Memento Mori: Education, Documentation, and Interpretation at the Andover Historic Burial Grounds


This project will forge a collaborative relationship between Phillips Academy and several local organizations with the goal of conducting pedagogically driven fieldwork to document, analyze, and preserve two of Andover’s and North Andover’s rapidly decaying historical colonial burial grounds. This work will be conducted in large part through a new Phillips Academy history elective and will result in the production of state-of-the-art maps, 3D imaging, and an interactive database that will be made publically accessible to the local community and beyond. Throughout their work, students will hone research, writing, analytical, visual literacy, and cutting-edge technological skills in a hands-on experiential and project-driven environment.

Additional Support

In addition, the Tang Institute is pleased to offer support for the following technology initiatives:

Mapping and Teaching the Haitian Revolution: Digital Mapping Tools

With their project, Mapping and Teaching the Haitian Revolution, Stephanie Curci and Chris Jones are creating an interdisciplinary course on the Haitian Revolution and its Caribbean and American consequences. Topics will include abolitionism, sentimental literature, national histories, collective memory, and the terms of legitimate revolution. As the project enters its second year, the Tang Institute will offer support for digital tools designed to engage teachers, students, and organizations within and outside the PA community in this work.

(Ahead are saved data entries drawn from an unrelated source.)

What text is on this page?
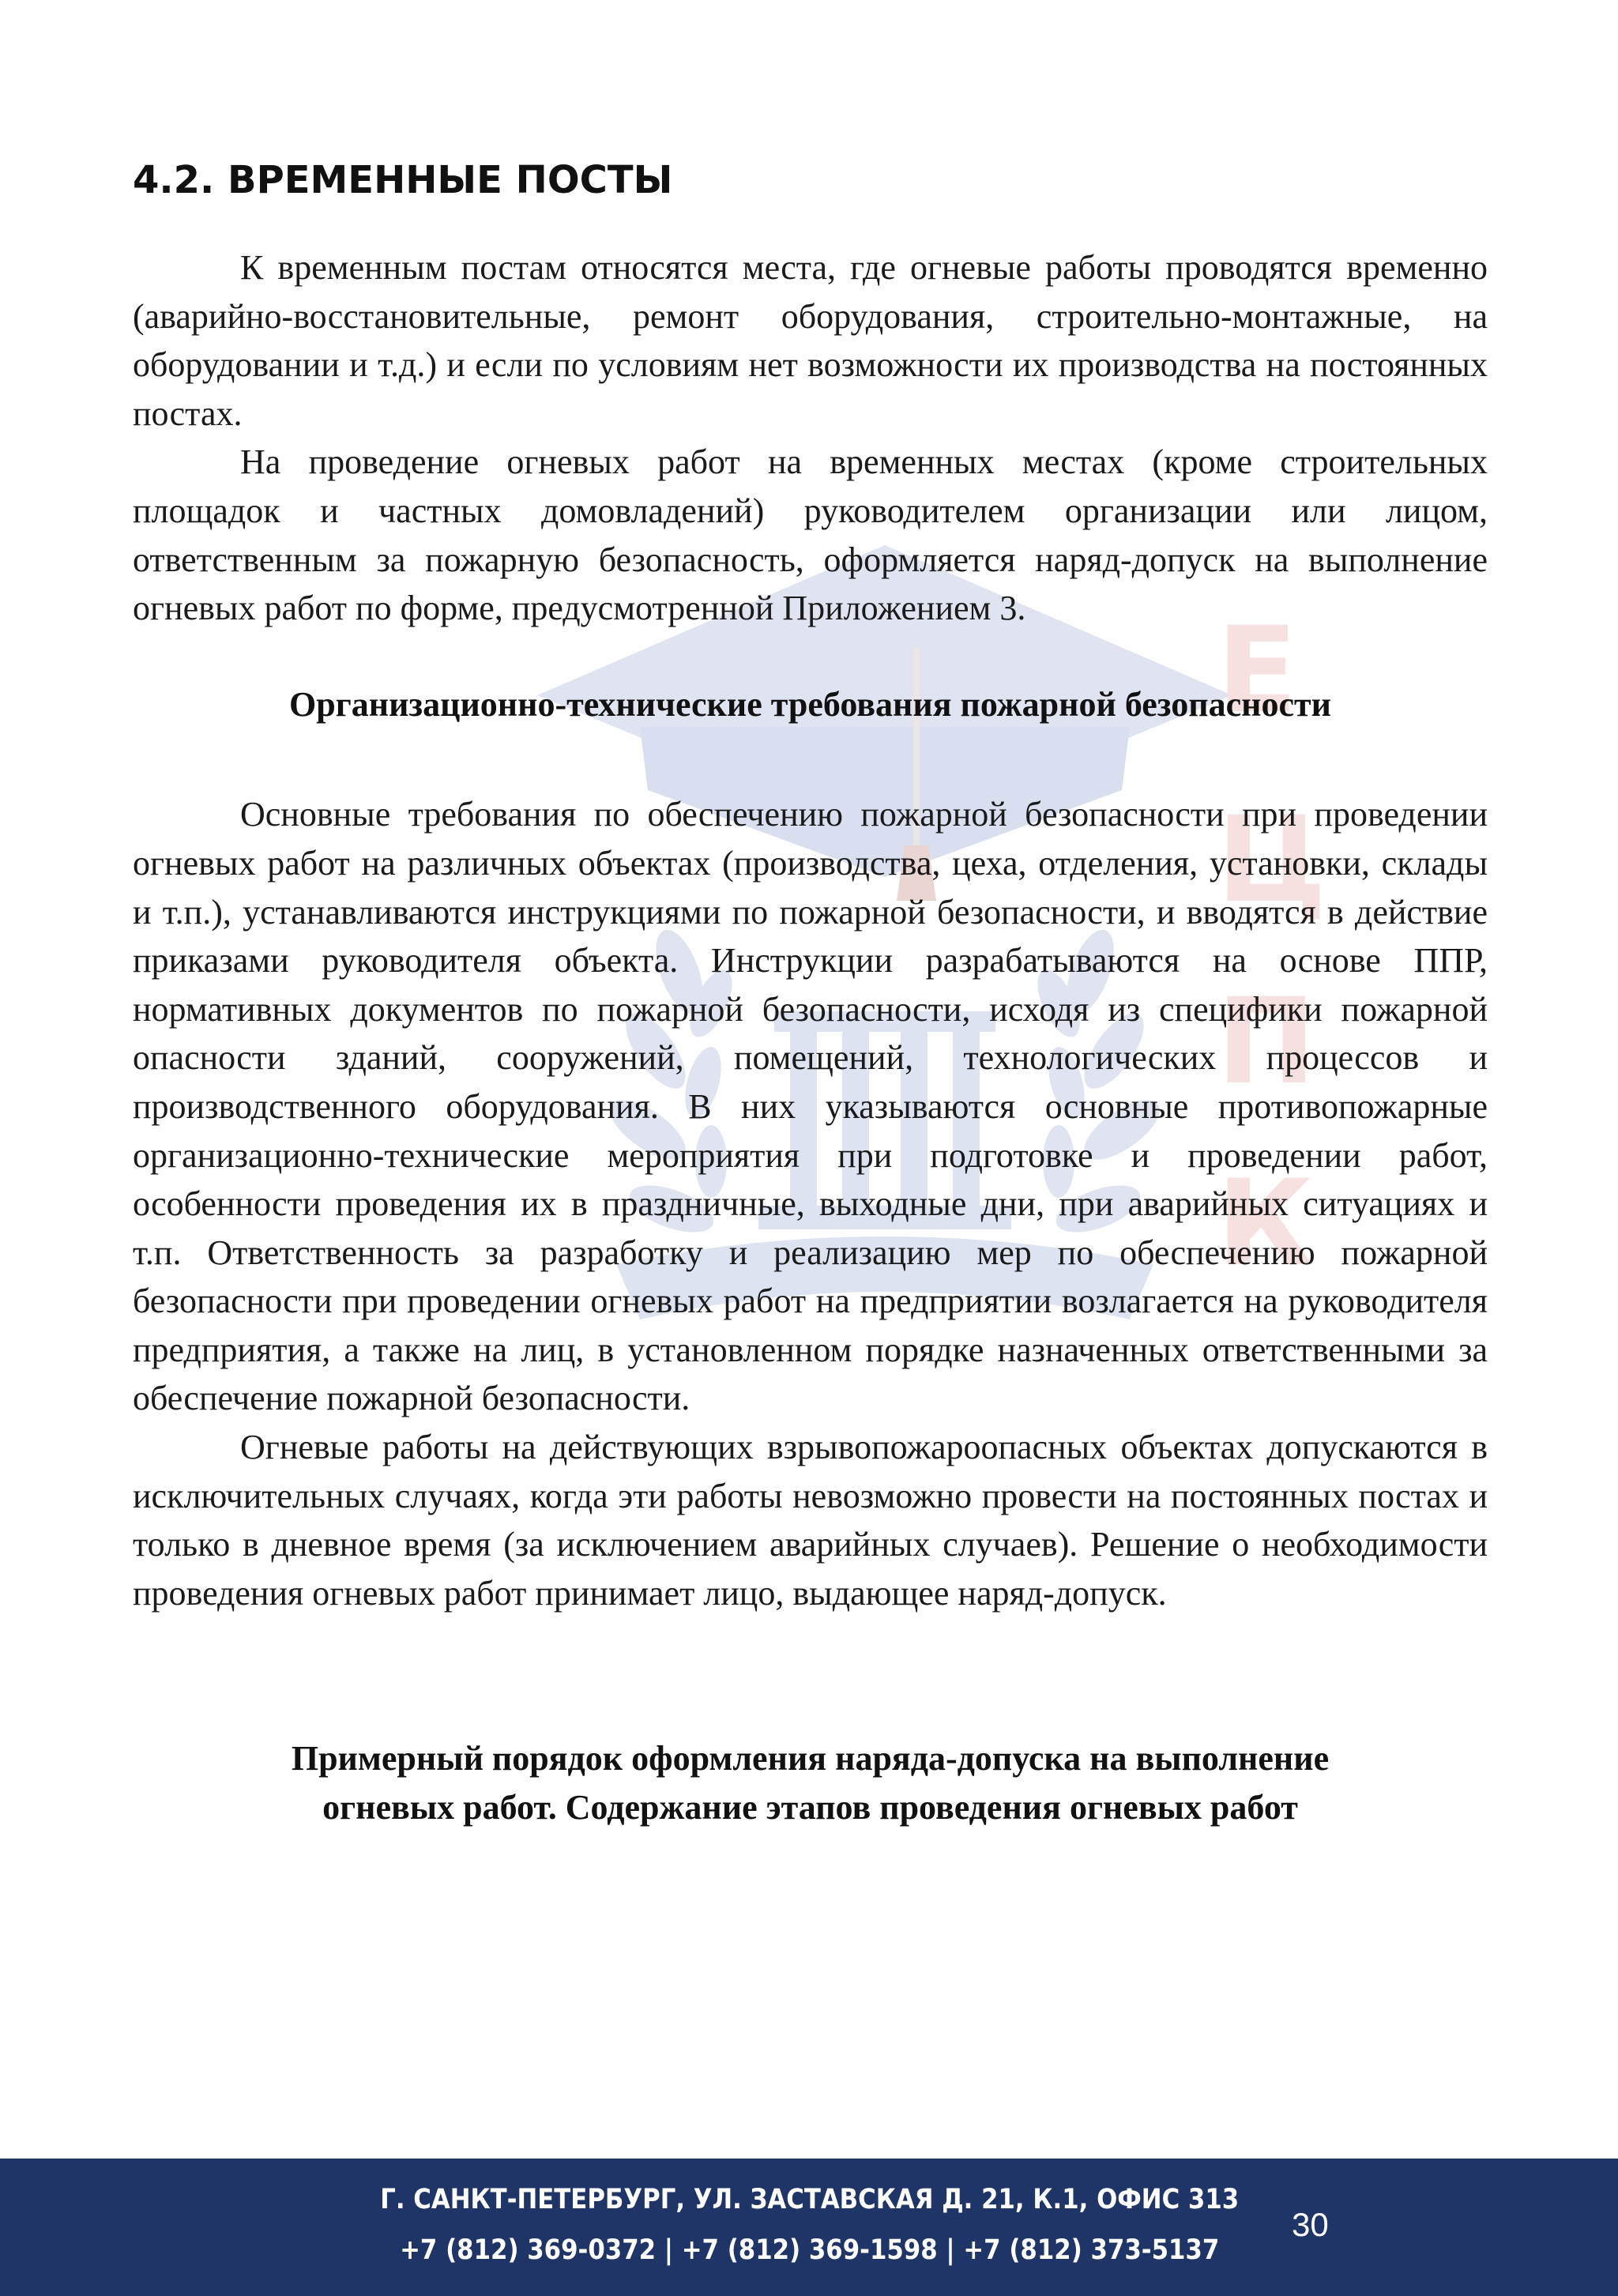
Е
Ц
П
К
4.2. ВРЕМЕННЫЕ ПОСТЫ

К временным постам относятся места, где огневые работы проводятся временно (аварийно-восстановительные, ремонт оборудования, строительно-монтажные, на оборудовании и т.д.) и если по условиям нет возможности их производства на постоянных постах.

На проведение огневых работ на временных местах (кроме строительных площадок и частных домовладений) руководителем организации или лицом, ответственным за пожарную безопасность, оформляется наряд-допуск на выполнение огневых работ по форме, предусмотренной Приложением 3.

Организационно-технические требования пожарной безопасности

Основные требования по обеспечению пожарной безопасности при проведении огневых работ на различных объектах (производства, цеха, отделения, установки, склады и т.п.), устанавливаются инструкциями по пожарной безопасности, и вводятся в действие приказами руководителя объекта. Инструкции разрабатываются на основе ППР, нормативных документов по пожарной безопасности, исходя из специфики пожарной опасности зданий, сооружений, помещений, технологических процессов и производственного оборудования. В них указываются основные противопожарные организационно-технические мероприятия при подготовке и проведении работ, особенности проведения их в праздничные, выходные дни, при аварийных ситуациях и т.п. Ответственность за разработку и реализацию мер по обеспечению пожарной безопасности при проведении огневых работ на предприятии возлагается на руководителя предприятия, а также на лиц, в установленном порядке назначенных ответственными за обеспечение пожарной безопасности.

Огневые работы на действующих взрывопожароопасных объектах допускаются в исключительных случаях, когда эти работы невозможно провести на постоянных постах и только в дневное время (за исключением аварийных случаев). Решение о необходимости проведения огневых работ принимает лицо, выдающее наряд-допуск.

Примерный порядок оформления наряда-допуска на выполнение
огневых работ. Содержание этапов проведения огневых работ
Г. САНКТ-ПЕТЕРБУРГ, УЛ. ЗАСТАВСКАЯ Д. 21, К.1, ОФИС 313
+7 (812) 369-0372 | +7 (812) 369-1598 | +7 (812) 373-5137
30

IRT: Alumni Database and Networking Tools

Led by Executive Director Asabe Poloma, the Institute for the Recruitment of Teachers (IRT) will develop and implement an online database designed to connect and engage its growing network of alumni, teachers, collaborators, and other stakeholders.

About the Tang Institute

The Tang Institute at Andover is dedicated to cultivating and sharing innovative ideas that center on a common inquiry: How do we prepare students for an increasingly complex and interconnected world? The answers are varied, but Tang Institute pursuits are grounded in Andover’s commitment to connected learning, an educational approach that makes learning relevant to life and work in a digital age and global society. The Institute functions as an ideas lab, drawing together faculty, students, and partners to explore and develop promising, new approaches to teaching and learning—and to bring what’s working into the classroom and the wider world.